Consider Tim Lippe (Ed Helms of The Hangover), the polar opposite of George Clooney's ultracompetent, complacent ax-wielder in Up in the Air (2009). He's the naive manchild-cum-corporate wannabe who's never been on a plane, much less partied with the competition. Lippe never quite graduated from Timmyville into adulthood: he's banging his seventh-grade teacher (Sigourney Weaver) and still working at the small-town insurance company in Brown Valley, Wis., that took him on as a teenaged file clerk when his mother passed.
So when his insurance company's star employee perishes in an autoerotic asphyxiation accident, it's up to Lippe to hold onto his firm's two-star rating bestowed on upstanding insurance peddlers with good Christian values and make its case at an annual convention in Cedar Rapids. Life conspires against him, however, and despite his heartfelt belief in insurance as a heroic profession, Lippe immediately gets sucked into the oh-so-distracting drama in the form of playful playa Joan (Anne Heche); buttoned-up roommate Ronald, whose sole guilty pleasure seems to be The Wire (Isiah Whitlock Jr. of The Wire); and the dangerously subversive "Deanzie" Ziegler (John C. Reilly), whom our naif is warned against as a no-good poacher.

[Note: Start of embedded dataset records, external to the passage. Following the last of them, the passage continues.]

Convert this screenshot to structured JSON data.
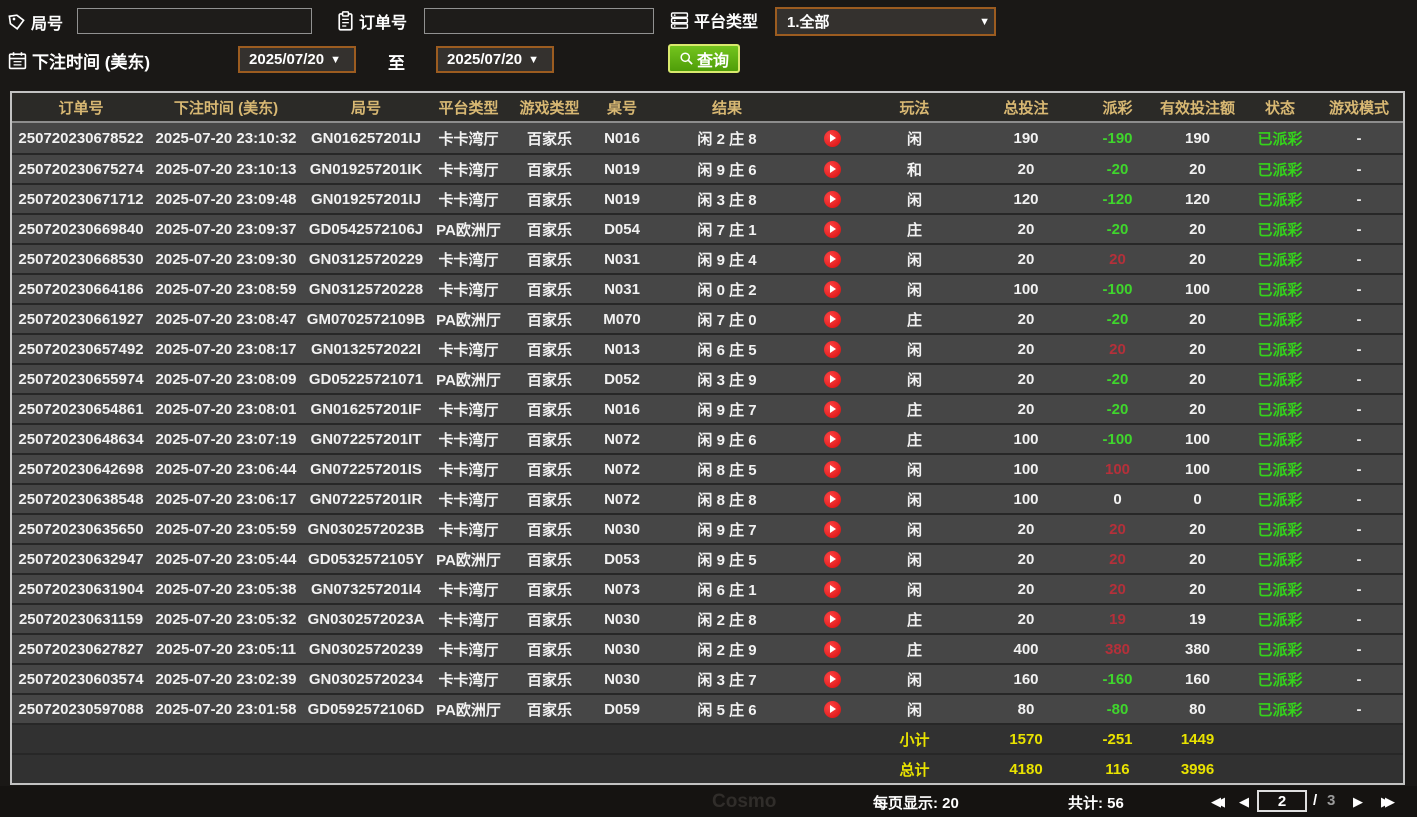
{
  "filters": {
    "game_id_label": "局号",
    "game_id_value": "",
    "order_id_label": "订单号",
    "order_id_value": "",
    "platform_label": "平台类型",
    "platform_value": "1.全部",
    "bet_time_label": "下注时间 (美东)",
    "date_from": "2025/07/20",
    "to_label": "至",
    "date_to": "2025/07/20",
    "search_label": "查询",
    "caret": "▼"
  },
  "table": {
    "headers": [
      "订单号",
      "下注时间 (美东)",
      "局号",
      "平台类型",
      "游戏类型",
      "桌号",
      "结果",
      "玩法",
      "总投注",
      "派彩",
      "有效投注额",
      "状态",
      "游戏模式"
    ],
    "rows": [
      {
        "order": "250720230678522",
        "time": "2025-07-20 23:10:32",
        "round": "GN016257201IJ",
        "platform": "卡卡湾厅",
        "game": "百家乐",
        "tableNo": "N016",
        "result": "闲 2 庄 8",
        "play": "闲",
        "bet": "190",
        "payout": "-190",
        "payout_class": "pay-neg",
        "valid": "190",
        "status": "已派彩",
        "mode": "-"
      },
      {
        "order": "250720230675274",
        "time": "2025-07-20 23:10:13",
        "round": "GN019257201IK",
        "platform": "卡卡湾厅",
        "game": "百家乐",
        "tableNo": "N019",
        "result": "闲 9 庄 6",
        "play": "和",
        "bet": "20",
        "payout": "-20",
        "payout_class": "pay-neg",
        "valid": "20",
        "status": "已派彩",
        "mode": "-"
      },
      {
        "order": "250720230671712",
        "time": "2025-07-20 23:09:48",
        "round": "GN019257201IJ",
        "platform": "卡卡湾厅",
        "game": "百家乐",
        "tableNo": "N019",
        "result": "闲 3 庄 8",
        "play": "闲",
        "bet": "120",
        "payout": "-120",
        "payout_class": "pay-neg",
        "valid": "120",
        "status": "已派彩",
        "mode": "-"
      },
      {
        "order": "250720230669840",
        "time": "2025-07-20 23:09:37",
        "round": "GD0542572106J",
        "platform": "PA欧洲厅",
        "game": "百家乐",
        "tableNo": "D054",
        "result": "闲 7 庄 1",
        "play": "庄",
        "bet": "20",
        "payout": "-20",
        "payout_class": "pay-neg",
        "valid": "20",
        "status": "已派彩",
        "mode": "-"
      },
      {
        "order": "250720230668530",
        "time": "2025-07-20 23:09:30",
        "round": "GN03125720229",
        "platform": "卡卡湾厅",
        "game": "百家乐",
        "tableNo": "N031",
        "result": "闲 9 庄 4",
        "play": "闲",
        "bet": "20",
        "payout": "20",
        "payout_class": "pay-pos",
        "valid": "20",
        "status": "已派彩",
        "mode": "-"
      },
      {
        "order": "250720230664186",
        "time": "2025-07-20 23:08:59",
        "round": "GN03125720228",
        "platform": "卡卡湾厅",
        "game": "百家乐",
        "tableNo": "N031",
        "result": "闲 0 庄 2",
        "play": "闲",
        "bet": "100",
        "payout": "-100",
        "payout_class": "pay-neg",
        "valid": "100",
        "status": "已派彩",
        "mode": "-"
      },
      {
        "order": "250720230661927",
        "time": "2025-07-20 23:08:47",
        "round": "GM0702572109B",
        "platform": "PA欧洲厅",
        "game": "百家乐",
        "tableNo": "M070",
        "result": "闲 7 庄 0",
        "play": "庄",
        "bet": "20",
        "payout": "-20",
        "payout_class": "pay-neg",
        "valid": "20",
        "status": "已派彩",
        "mode": "-"
      },
      {
        "order": "250720230657492",
        "time": "2025-07-20 23:08:17",
        "round": "GN0132572022I",
        "platform": "卡卡湾厅",
        "game": "百家乐",
        "tableNo": "N013",
        "result": "闲 6 庄 5",
        "play": "闲",
        "bet": "20",
        "payout": "20",
        "payout_class": "pay-pos",
        "valid": "20",
        "status": "已派彩",
        "mode": "-"
      },
      {
        "order": "250720230655974",
        "time": "2025-07-20 23:08:09",
        "round": "GD05225721071",
        "platform": "PA欧洲厅",
        "game": "百家乐",
        "tableNo": "D052",
        "result": "闲 3 庄 9",
        "play": "闲",
        "bet": "20",
        "payout": "-20",
        "payout_class": "pay-neg",
        "valid": "20",
        "status": "已派彩",
        "mode": "-"
      },
      {
        "order": "250720230654861",
        "time": "2025-07-20 23:08:01",
        "round": "GN016257201IF",
        "platform": "卡卡湾厅",
        "game": "百家乐",
        "tableNo": "N016",
        "result": "闲 9 庄 7",
        "play": "庄",
        "bet": "20",
        "payout": "-20",
        "payout_class": "pay-neg",
        "valid": "20",
        "status": "已派彩",
        "mode": "-"
      },
      {
        "order": "250720230648634",
        "time": "2025-07-20 23:07:19",
        "round": "GN072257201IT",
        "platform": "卡卡湾厅",
        "game": "百家乐",
        "tableNo": "N072",
        "result": "闲 9 庄 6",
        "play": "庄",
        "bet": "100",
        "payout": "-100",
        "payout_class": "pay-neg",
        "valid": "100",
        "status": "已派彩",
        "mode": "-"
      },
      {
        "order": "250720230642698",
        "time": "2025-07-20 23:06:44",
        "round": "GN072257201IS",
        "platform": "卡卡湾厅",
        "game": "百家乐",
        "tableNo": "N072",
        "result": "闲 8 庄 5",
        "play": "闲",
        "bet": "100",
        "payout": "100",
        "payout_class": "pay-pos",
        "valid": "100",
        "status": "已派彩",
        "mode": "-"
      },
      {
        "order": "250720230638548",
        "time": "2025-07-20 23:06:17",
        "round": "GN072257201IR",
        "platform": "卡卡湾厅",
        "game": "百家乐",
        "tableNo": "N072",
        "result": "闲 8 庄 8",
        "play": "闲",
        "bet": "100",
        "payout": "0",
        "payout_class": "pay-zero",
        "valid": "0",
        "status": "已派彩",
        "mode": "-"
      },
      {
        "order": "250720230635650",
        "time": "2025-07-20 23:05:59",
        "round": "GN0302572023B",
        "platform": "卡卡湾厅",
        "game": "百家乐",
        "tableNo": "N030",
        "result": "闲 9 庄 7",
        "play": "闲",
        "bet": "20",
        "payout": "20",
        "payout_class": "pay-pos",
        "valid": "20",
        "status": "已派彩",
        "mode": "-"
      },
      {
        "order": "250720230632947",
        "time": "2025-07-20 23:05:44",
        "round": "GD0532572105Y",
        "platform": "PA欧洲厅",
        "game": "百家乐",
        "tableNo": "D053",
        "result": "闲 9 庄 5",
        "play": "闲",
        "bet": "20",
        "payout": "20",
        "payout_class": "pay-pos",
        "valid": "20",
        "status": "已派彩",
        "mode": "-"
      },
      {
        "order": "250720230631904",
        "time": "2025-07-20 23:05:38",
        "round": "GN073257201I4",
        "platform": "卡卡湾厅",
        "game": "百家乐",
        "tableNo": "N073",
        "result": "闲 6 庄 1",
        "play": "闲",
        "bet": "20",
        "payout": "20",
        "payout_class": "pay-pos",
        "valid": "20",
        "status": "已派彩",
        "mode": "-"
      },
      {
        "order": "250720230631159",
        "time": "2025-07-20 23:05:32",
        "round": "GN0302572023A",
        "platform": "卡卡湾厅",
        "game": "百家乐",
        "tableNo": "N030",
        "result": "闲 2 庄 8",
        "play": "庄",
        "bet": "20",
        "payout": "19",
        "payout_class": "pay-pos",
        "valid": "19",
        "status": "已派彩",
        "mode": "-"
      },
      {
        "order": "250720230627827",
        "time": "2025-07-20 23:05:11",
        "round": "GN03025720239",
        "platform": "卡卡湾厅",
        "game": "百家乐",
        "tableNo": "N030",
        "result": "闲 2 庄 9",
        "play": "庄",
        "bet": "400",
        "payout": "380",
        "payout_class": "pay-pos",
        "valid": "380",
        "status": "已派彩",
        "mode": "-"
      },
      {
        "order": "250720230603574",
        "time": "2025-07-20 23:02:39",
        "round": "GN03025720234",
        "platform": "卡卡湾厅",
        "game": "百家乐",
        "tableNo": "N030",
        "result": "闲 3 庄 7",
        "play": "闲",
        "bet": "160",
        "payout": "-160",
        "payout_class": "pay-neg",
        "valid": "160",
        "status": "已派彩",
        "mode": "-"
      },
      {
        "order": "250720230597088",
        "time": "2025-07-20 23:01:58",
        "round": "GD0592572106D",
        "platform": "PA欧洲厅",
        "game": "百家乐",
        "tableNo": "D059",
        "result": "闲 5 庄 6",
        "play": "闲",
        "bet": "80",
        "payout": "-80",
        "payout_class": "pay-neg",
        "valid": "80",
        "status": "已派彩",
        "mode": "-"
      }
    ],
    "subtotal": {
      "label": "小计",
      "bet": "1570",
      "payout": "-251",
      "valid": "1449"
    },
    "grand_total": {
      "label": "总计",
      "bet": "4180",
      "payout": "116",
      "valid": "3996"
    }
  },
  "pagination": {
    "page_size_label": "每页显示: 20",
    "total_label": "共计: 56",
    "current_page": "2",
    "separator": "/",
    "total_pages": "3",
    "icons": {
      "first": "◀◀",
      "prev": "◀",
      "next": "▶",
      "last": "▶▶"
    }
  },
  "watermark": "Cosmo",
  "colors": {
    "page_bg": "#1a1816",
    "row_bg": "#464646",
    "header_bg": "#2b2a27",
    "header_text": "#d8b873",
    "payout_positive_red": "#b5303a",
    "payout_negative_green": "#3fd62c",
    "status_green": "#35d31b",
    "totals_yellow": "#e9e300",
    "search_button_green": "#5aae13",
    "box_border_orange": "#9c5c20",
    "table_border": "#c2c2c2"
  }
}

Temptations lie around every PowerPoint and potato skin: be it bribery in the presidential suite, cream sherry debauchery in the atrium pool, crack pipes at sketched-out farm parties, or hot convention sex. As Deanzie warns Lippe's Candide, "I've got tiger scratches all over my back. If you want to survive in this business, you gotta daaance with the tiger." How do you do that? Cue lewd, boozy undulations a potbelly lightly bouncing in the air-conditioned breeze. "You've got to show him a little teat."
Fortunately Arteta shows us plenty of that, equipped with a script by Wisconsin native Phil Johnston, written for Helms and the latter does not disappoint. If The Hangover's "Dr. Douchebag" didn't win over comedy fans, then his all-in, affectionate portrayal of a man with a child in his eyes might, even while Reilly threatens to steal the show with his troublemaking party/fire-starter, the sad-eyed life of the office who's loathed by the boss.
He, too, has a place amid Cedar Rapids' stalwart brownness, and face it, the '10s are shaping up to be pretty darn brown. Camel is chic, wood-grain is the freak, tea parties are geek, and the reality of hum-drum office-park Carell culture has come to look kind of sexy from across a crowded recession, after such widespread unemployment. It follows that the blandest towns become the sites of transformation; the smallest victories for the most conventional of conventioneers, the stuff of authentically feel-good comedy. Cedar Rapids may poke fun at the flyover states, but it pledges allegiance to those denizens' essential decency.
CEDAR RAPIDS opens Fri/11 in San Francisco.